Bei der Repertoireauswahl gibt es eigentlich zwei Stränge. Zum einen geht es darum, die Meisterwerke von Bach, Mozart, Brahms, Mahler, Bartók und anderen kontinuierlich zu pflegen, die Aufführungen zu verfeinern und dem Publikum eine qualitativ hochwertige Aufführung des Basisrepertoires zu bieten. Der andere Bereich ist die Erweiterung, die wir in mehrere Richtungen entwickeln. Wir springen in der Zeit zurück und vorwärts, so dass wir manchmal Werke von Monteverdi und manchmal von Philip Glass aufführen. Aber es ist auch wichtig, Raritäten wieder aufleben zu lassen: Die Josephslegende von Richard Strauss oder die Oper Der Kaiser von Atlantis von Viktor Ullmann haben mich tief beeindruckt. Wir sind es, die das Repertoire aufbauen, nicht diejenigen, die uns einladen: Sie sind im Allgemeinen mit dem bunten Repertoire des BFO zufrieden.
In vier Jahrzehnten hat sich die Welt um uns herum verändert: Die Berliner Mauer ist gefallen, die Digitalisierung hat unseren Alltag verändert, und im vergangenen Jahr brach in unserer Nachbarschaft ein Krieg aus. Das Symphonieorchester war eine der ersten wichtigen Institutionen des Bürgertums im 19. Jahrhundert und hat das 20. erfolgreich überlebt – aber welche Rolle wird es im 21. spielen?
Lassen Sie mich das 18. Jahrhundert hinzufügen, denn in dieser Zeit sind unsere Vorfahren, die Hofkapellen, wirklich entstanden. Bestimmte Könige oder Marquisen umgaben sich mit Künstlern, und je größer der Herrscher war, desto mehr Trompeter stellte er ein.
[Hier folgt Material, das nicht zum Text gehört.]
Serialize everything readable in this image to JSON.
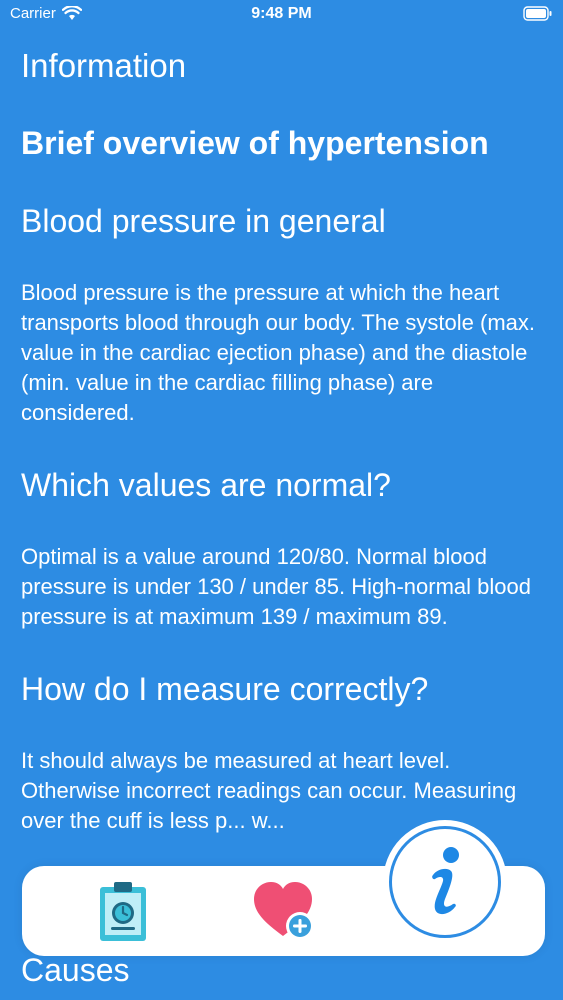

Später übernahm das Bürgertum einfach die Orchester der Aristokratie, und natürlich gab es zu Beethovens Zeiten eine revolutionäre Begeisterung für das gemeinsame Musizieren in großer Zahl. Für das Bürgertum war das Orchester in erster Linie ein Mittel zur Bildung, und gebildete Menschen gingen in Konzerte und in die Oper. Jetzt, in einer klassenlosen Gesellschaft, schmilzt die Rolle der Bildung dahin, und es stellt sich die Frage, welchen Bedarf ein Sinfonieorchester in Zukunft befriedigen wird. Ich denke, wir brauchen auf jeden Fall Reformen, wir müssen uns verändern, damit wir das bunte Repertoire spielen können, das die Sprache von heute ist.